Considering the fact that this user has high privileges and is connected to critical systems, this is a big drawback.
- No audit trail - An Audit trail is important, especially for accounts with high privileges. Now, that a single account is shared by multiple employees, the value of the audit trail is lost since with a shared account you lose the information on which user took the service actions.
A good audit trail is not to be taken lightly. In case of a security incident or human error, that audit trail could contain your only clue as to what happened.
- Larger attack surface - This one seems counterintuitive at first as fewer accounts with high privileges should result in a narrowing of the attack surface. However, service accounts, which are also often easily identified just by their names are the jackpot of hackers. An open browser session of the same account may now live simultaneously in multiple browsers making it easier for attackers to run XSS attacks or similar.
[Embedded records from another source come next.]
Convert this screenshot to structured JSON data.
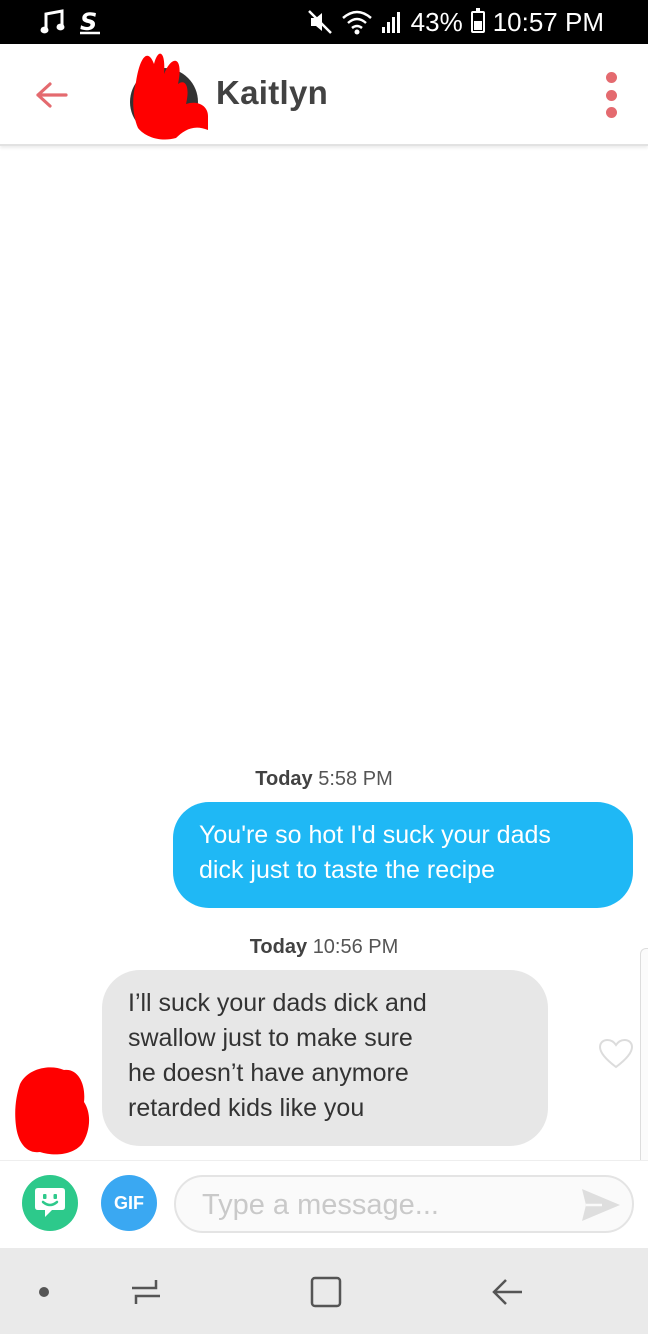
{
  "status_bar": {
    "left_icons": [
      "music-note-icon",
      "s-app-icon"
    ],
    "right_icons": [
      "mute-icon",
      "wifi-icon",
      "signal-icon",
      "battery-icon"
    ],
    "battery": "43%",
    "time": "10:57 PM"
  },
  "header": {
    "contact_name": "Kaitlyn",
    "icons": [
      "back-arrow-icon",
      "avatar",
      "more-vertical-icon"
    ]
  },
  "conversation": {
    "messages": [
      {
        "day": "Today",
        "time": "5:58 PM",
        "direction": "sent",
        "lines": [
          "You're so hot I'd suck your dads",
          "dick just to taste the recipe"
        ]
      },
      {
        "day": "Today",
        "time": "10:56 PM",
        "direction": "received",
        "lines": [
          "I’ll suck your dads dick and",
          "swallow just to make sure",
          "he doesn’t have anymore",
          "retarded kids like you"
        ]
      }
    ]
  },
  "composer": {
    "sticker_icon": "sticker-icon",
    "gif_label": "GIF",
    "placeholder": "Type a message...",
    "send_icon": "send-icon"
  },
  "nav_bar": {
    "icons": [
      "dot-icon",
      "recent-apps-icon",
      "home-icon",
      "back-icon"
    ]
  },
  "colors": {
    "accent": "#e46a6f",
    "sent_bubble": "#1fb8f5",
    "received_bubble": "#e7e7e7",
    "sticker": "#2dc98b",
    "gif": "#3aa8f2",
    "redaction": "#ff0000"
  }
}
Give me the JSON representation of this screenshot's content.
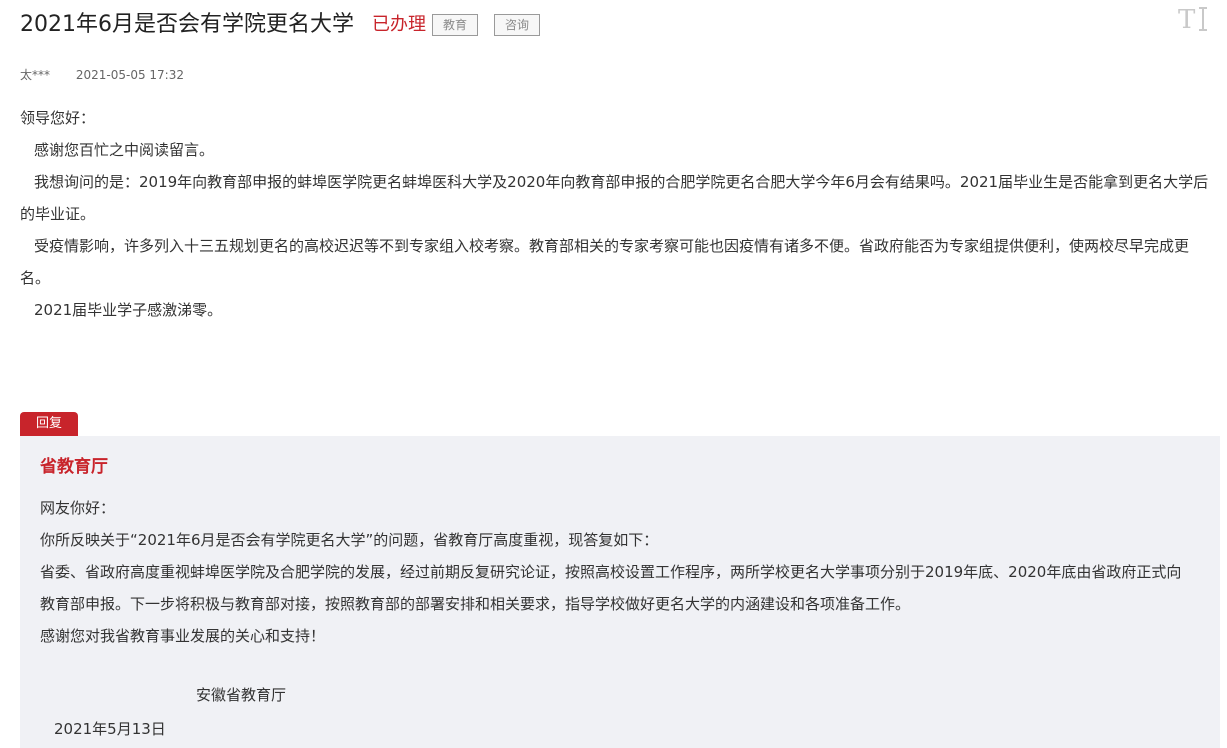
{
  "header": {
    "title": "2021年6月是否会有学院更名大学",
    "status": "已办理",
    "tags": [
      "教育",
      "咨询"
    ],
    "font_size_toggle_icon": "font-size-icon"
  },
  "meta": {
    "author": "太***",
    "date": "2021-05-05 17:32"
  },
  "question": {
    "greeting": "领导您好：",
    "paragraphs": [
      "感谢您百忙之中阅读留言。",
      "我想询问的是：2019年向教育部申报的蚌埠医学院更名蚌埠医科大学及2020年向教育部申报的合肥学院更名合肥大学今年6月会有结果吗。2021届毕业生是否能拿到更名大学后的毕业证。",
      "受疫情影响，许多列入十三五规划更名的高校迟迟等不到专家组入校考察。教育部相关的专家考察可能也因疫情有诸多不便。省政府能否为专家组提供便利，使两校尽早完成更名。",
      "2021届毕业学子感激涕零。"
    ]
  },
  "reply": {
    "tab_label": "回复",
    "department": "省教育厅",
    "lines": [
      "网友你好：",
      "你所反映关于“2021年6月是否会有学院更名大学”的问题，省教育厅高度重视，现答复如下：",
      "省委、省政府高度重视蚌埠医学院及合肥学院的发展，经过前期反复研究论证，按照高校设置工作程序，两所学校更名大学事项分别于2019年底、2020年底由省政府正式向教育部申报。下一步将积极与教育部对接，按照教育部的部署安排和相关要求，指导学校做好更名大学的内涵建设和各项准备工作。",
      "感谢您对我省教育事业发展的关心和支持！"
    ],
    "signature": "安徽省教育厅",
    "date": "2021年5月13日"
  },
  "colors": {
    "accent": "#c8242b",
    "reply_background": "#f0f1f5",
    "text": "#333333"
  }
}
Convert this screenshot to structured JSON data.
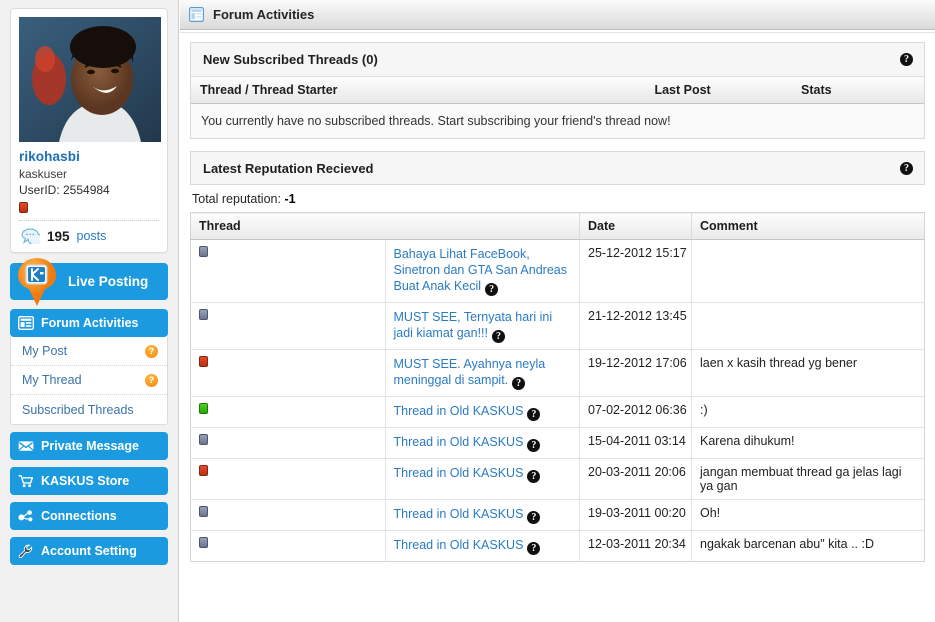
{
  "sidebar": {
    "profile": {
      "avatar_alt": "user-avatar-photo",
      "username": "rikohasbi",
      "role": "kaskuser",
      "userid_label": "UserID: 2554984",
      "reputation_chip": "negative",
      "posts_count": "195",
      "posts_word": "posts",
      "posts_icon": "speech-bubble-icon"
    },
    "live_posting": {
      "label": "Live Posting",
      "icon": "kaskus-pin-icon"
    },
    "nav": [
      {
        "id": "forum-activities",
        "label": "Forum Activities",
        "icon": "layout-grid-icon",
        "active": true,
        "children": [
          {
            "id": "my-post",
            "label": "My Post",
            "badge": "?"
          },
          {
            "id": "my-thread",
            "label": "My Thread",
            "badge": "?"
          },
          {
            "id": "subscribed-threads",
            "label": "Subscribed Threads",
            "badge": ""
          }
        ]
      },
      {
        "id": "private-message",
        "label": "Private Message",
        "icon": "envelope-icon",
        "children": []
      },
      {
        "id": "kaskus-store",
        "label": "KASKUS Store",
        "icon": "shopping-cart-icon",
        "children": []
      },
      {
        "id": "connections",
        "label": "Connections",
        "icon": "connections-icon",
        "children": []
      },
      {
        "id": "account-setting",
        "label": "Account Setting",
        "icon": "wrench-icon",
        "children": []
      }
    ]
  },
  "header": {
    "title": "Forum Activities",
    "icon": "panel-layout-icon"
  },
  "subscribed_panel": {
    "title": "New Subscribed Threads (0)",
    "help_icon": "help-question-icon",
    "columns": [
      "Thread / Thread Starter",
      "Last Post",
      "Stats"
    ],
    "empty_message": "You currently have no subscribed threads. Start subscribing your friend's thread now!"
  },
  "reputation_panel": {
    "title": "Latest Reputation Recieved",
    "help_icon": "help-question-icon",
    "total_label": "Total reputation:",
    "total_value": "-1",
    "columns": [
      "Thread",
      "Date",
      "Comment"
    ],
    "rows": [
      {
        "chip": "neutral",
        "thread": "Bahaya Lihat FaceBook, Sinetron dan GTA San Andreas Buat Anak Kecil",
        "date": "25-12-2012 15:17",
        "comment": ""
      },
      {
        "chip": "neutral",
        "thread": "MUST SEE, Ternyata hari ini jadi kiamat gan!!!",
        "date": "21-12-2012 13:45",
        "comment": ""
      },
      {
        "chip": "negative",
        "thread": "MUST SEE. Ayahnya neyla meninggal di sampit.",
        "date": "19-12-2012 17:06",
        "comment": "laen x kasih thread yg bener"
      },
      {
        "chip": "positive",
        "thread": "Thread in Old KASKUS",
        "date": "07-02-2012 06:36",
        "comment": ":)"
      },
      {
        "chip": "neutral",
        "thread": "Thread in Old KASKUS",
        "date": "15-04-2011 03:14",
        "comment": "Karena dihukum!"
      },
      {
        "chip": "negative",
        "thread": "Thread in Old KASKUS",
        "date": "20-03-2011 20:06",
        "comment": "jangan membuat thread ga jelas lagi ya gan"
      },
      {
        "chip": "neutral",
        "thread": "Thread in Old KASKUS",
        "date": "19-03-2011 00:20",
        "comment": "Oh!"
      },
      {
        "chip": "neutral",
        "thread": "Thread in Old KASKUS",
        "date": "12-03-2011 20:34",
        "comment": "ngakak barcenan abu\" kita .. :D"
      }
    ]
  },
  "colors": {
    "brand_blue": "#1b9ae0",
    "link_blue": "#2a7bc4",
    "username_blue": "#1b6fba",
    "badge_orange": "#f08a10",
    "chip_negative": "#d63a1c",
    "chip_positive": "#2fbb10",
    "chip_neutral": "#7a melhor"
  }
}
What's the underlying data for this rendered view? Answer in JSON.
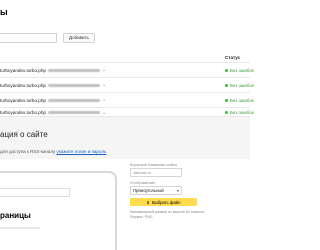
{
  "top": {
    "title_partial": "ы",
    "input_placeholder": "",
    "add_button": "Добавить",
    "status_header": "Статус",
    "rows": [
      {
        "url": "turboyandex.turbo.php",
        "status": "Без ошибок"
      },
      {
        "url": "turboyandex.turbo.php",
        "status": "Без ошибок"
      },
      {
        "url": "turboyandex.turbo.php",
        "status": "Без ошибок"
      },
      {
        "url": "turboyandex.turbo.php",
        "status": "Без ошибок"
      }
    ]
  },
  "bottom": {
    "title_partial": "ация о сайте",
    "hint_prefix": "для доступа к RSS-каналу ",
    "hint_link": "укажите логин и пароль",
    "preview_heading": "раницы",
    "fields": {
      "name_label": "Короткое название сайта",
      "name_value": "Jabroot.ru",
      "display_label": "Отображение",
      "display_value": "Прямоугольный",
      "file_button": "Выбрать файл",
      "note_line1": "Минимальный размер по высоте 64 пикселя.",
      "note_line2": "Формат: PNG"
    }
  },
  "colors": {
    "accent_yellow": "#ffdb4d",
    "ok_green": "#3dbb3d",
    "link_blue": "#1a5fc4"
  }
}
- The shared password must be changed when the employee leaves - Even when using a password manager to share the credentials of the service account among your IT team members, you should change the password once one of the employees who had access to that account leaves.
- Diffusion of responsibility - Diffusion of responsibility is a socio-psychological phenomenon where a person is less likely to take responsibility for any action or inaction when others are present. This also applies to shared accounts. People may lack accountability because the service accounts are associated with a group of people rather than with them personally.
- Risk of violating the ToS - Some teams see the value of using a shared service account from a cost-saving perspective. When using a pay-per-seat type of service, reducing the number of accounts you need saves money. Be aware that you might be violating the terms of service by doing this. Before doing this you should read the service’s terms and conditions.
Make sure you are aware of the security compromise you are taking when choosing a shared service account.
We recommend that a service account should only be used to integrate between two SaaS applications and not as a shared IT account.